Moderate Brain Damage Found After Five Months In Earth Orbit - Part 1 of 2 Parts

Moderate Brain Damage Found After Five Months In Earth Orbit - Part 1 of 2 Parts

Part 1 of 2 Parts
     I have written before about the negative effects on the human body that result from living in space. Researchers have been exploring how spaceflight can have a serious impact on human physiology and human health. The groundbreaking Twins study found a number of ways that space travel changes human bodies. It can even have an impact on gene expression.  It has been shown that the heart, eyes, and bones can be damaged. Much less attention has been paid to the effect of space travel on the human brain.
     Since the days of the U.S. space shuttle missions, astronauts have reported problems with vision after time is spent in orbit. Medical evaluations of returning astronauts have reveals that astronauts’ optic nerves swell and some subjects have experienced retinal hemorrhage and other structural changes to the eyes. Scientists suspect that these vision issues are caused by increased “intercranial pressure” or pressure in the head during time in orbit.
     This research team used magnetic resonance imaging (MRI) on eleven astronauts before and after they traveled in space for up to year after their return. These MRI images indicated that during long exposure to microgravity the brain swells and cerebrospinal fluid which surrounds the brain and spinal chord increases in volume.
     Recently, researchers tracked the physical well-being of five Russian cosmonauts that spent about five months on the International Space Station. Elevated levels of particular proteins in the blood of the cosmonauts that serve as a marker for damage to their brains were found.

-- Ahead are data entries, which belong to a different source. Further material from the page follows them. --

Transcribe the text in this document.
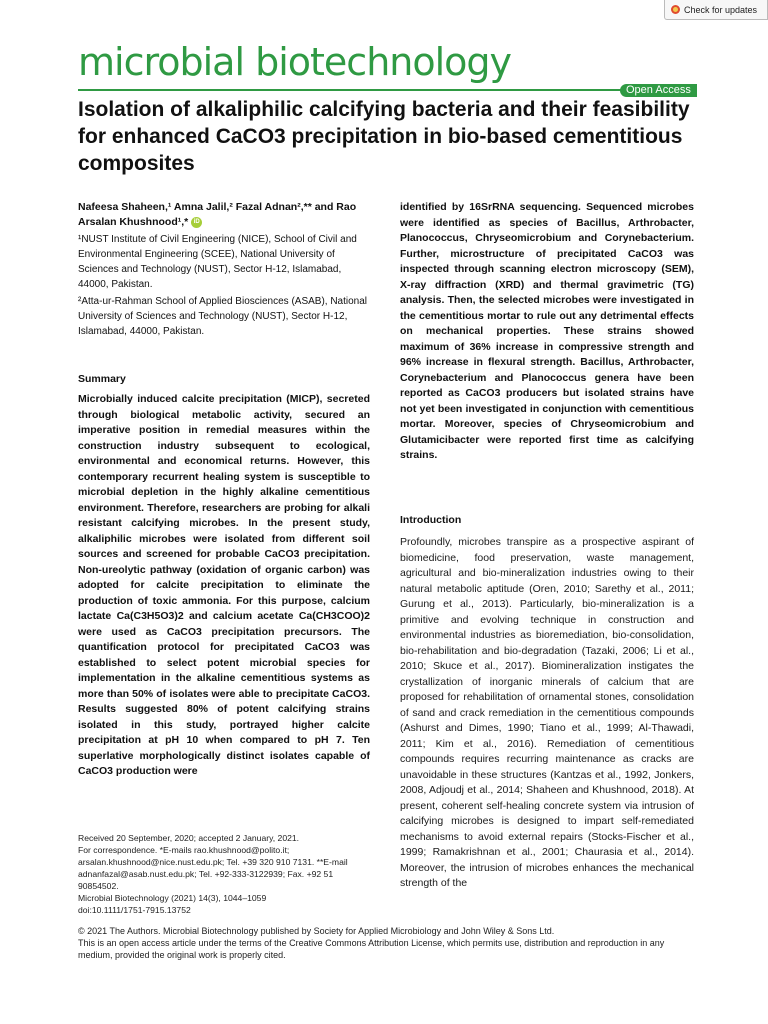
Check for updates
microbial biotechnology
Open Access
Isolation of alkaliphilic calcifying bacteria and their feasibility for enhanced CaCO3 precipitation in bio-based cementitious composites
Nafeesa Shaheen,¹ Amna Jalil,² Fazal Adnan²,** and Rao Arsalan Khushnood¹,* iD

¹NUST Institute of Civil Engineering (NICE), School of Civil and Environmental Engineering (SCEE), National University of Sciences and Technology (NUST), Sector H-12, Islamabad, 44000, Pakistan.

²Atta-ur-Rahman School of Applied Biosciences (ASAB), National University of Sciences and Technology (NUST), Sector H-12, Islamabad, 44000, Pakistan.

Summary
Microbially induced calcite precipitation (MICP), secreted through biological metabolic activity, secured an imperative position in remedial measures within the construction industry subsequent to ecological, environmental and economical returns. However, this contemporary recurrent healing system is susceptible to microbial depletion in the highly alkaline cementitious environment. Therefore, researchers are probing for alkali resistant calcifying microbes. In the present study, alkaliphilic microbes were isolated from different soil sources and screened for probable CaCO3 precipitation. Non-ureolytic pathway (oxidation of organic carbon) was adopted for calcite precipitation to eliminate the production of toxic ammonia. For this purpose, calcium lactate Ca(C3H5O3)2 and calcium acetate Ca(CH3COO)2 were used as CaCO3 precipitation precursors. The quantification protocol for precipitated CaCO3 was established to select potent microbial species for implementation in the alkaline cementitious systems as more than 50% of isolates were able to precipitate CaCO3. Results suggested 80% of potent calcifying strains isolated in this study, portrayed higher calcite precipitation at pH 10 when compared to pH 7. Ten superlative morphologically distinct isolates capable of CaCO3 production were

Received 20 September, 2020; accepted 2 January, 2021.

For correspondence. *E-mails rao.khushnood@polito.it; arsalan.khushnood@nice.nust.edu.pk; Tel. +39 320 910 7131. **E-mail adnanfazal@asab.nust.edu.pk; Tel. +92-333-3122939; Fax. +92 51 90854502.

Microbial Biotechnology (2021) 14(3), 1044–1059

doi:10.1111/1751-7915.13752

identified by 16SrRNA sequencing. Sequenced microbes were identified as species of Bacillus, Arthrobacter, Planococcus, Chryseomicrobium and Corynebacterium. Further, microstructure of precipitated CaCO3 was inspected through scanning electron microscopy (SEM), X-ray diffraction (XRD) and thermal gravimetric (TG) analysis. Then, the selected microbes were investigated in the cementitious mortar to rule out any detrimental effects on mechanical properties. These strains showed maximum of 36% increase in compressive strength and 96% increase in flexural strength. Bacillus, Arthrobacter, Corynebacterium and Planococcus genera have been reported as CaCO3 producers but isolated strains have not yet been investigated in conjunction with cementitious mortar. Moreover, species of Chryseomicrobium and Glutamicibacter were reported first time as calcifying strains.
Introduction
Profoundly, microbes transpire as a prospective aspirant of biomedicine, food preservation, waste management, agricultural and bio-mineralization industries owing to their natural metabolic aptitude (Oren, 2010; Sarethy et al., 2011; Gurung et al., 2013). Particularly, bio-mineralization is a primitive and evolving technique in construction and environmental industries as bioremediation, bio-consolidation, bio-rehabilitation and bio-degradation (Tazaki, 2006; Li et al., 2010; Skuce et al., 2017). Biomineralization instigates the crystallization of inorganic minerals of calcium that are proposed for rehabilitation of ornamental stones, consolidation of sand and crack remediation in the cementitious compounds (Ashurst and Dimes, 1990; Tiano et al., 1999; Al-Thawadi, 2011; Kim et al., 2016). Remediation of cementitious compounds requires recurring maintenance as cracks are unavoidable in these structures (Kantzas et al., 1992, Jonkers, 2008, Adjoudj et al., 2014; Shaheen and Khushnood, 2018). At present, coherent self-healing concrete system via intrusion of calcifying microbes is designed to impart self-remediated mechanisms to avoid external repairs (Stocks-Fischer et al., 1999; Ramakrishnan et al., 2001; Chaurasia et al., 2014). Moreover, the intrusion of microbes enhances the mechanical strength of the

© 2021 The Authors. Microbial Biotechnology published by Society for Applied Microbiology and John Wiley & Sons Ltd.

This is an open access article under the terms of the Creative Commons Attribution License, which permits use, distribution and reproduction in any medium, provided the original work is properly cited.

     This research was documented in the October 11th edition of the journal JAMA Neurology. The number of occupants was small for a medical study and the amount of damage caused to their brains was not a major threat to their health. However, this study was sufficient to raise warning flags and it will likely be repeated with larger groups as people begin to spend longer times in space.
     Henrik Zetterberg, is a neurochemist at the University of Gothenburg in Sweden and one of the authors of the brain damage research article. He said, “It's not like major traumatic brain injury or anything like that. But still, all of the cosmonauts have this pattern of biomarker change." He compared the damage to that suffered as a result of a concussion.
     The researchers took blood samples from five Russian male cosmonaut twenty days before they were launched to rendezvous with the ISS in order to establish a baseline for targeted blood proteins. Then they collected additional blood samples one day, one week and three weeks after the cosmonauts returned from orbit. The team analyzed the blood samples for the quantities of five different biomarkers association with brain damage on Earth. Among the monitored proteins were two types of amyloid-beta proteins which build up and form clumps in the brains of people with Alzheimer disease. Zetterberg said, “It's a sticky protein. It is important to get rid of it from the brain tissue. In young and healthy people, it is rapidly cleared from the brain.”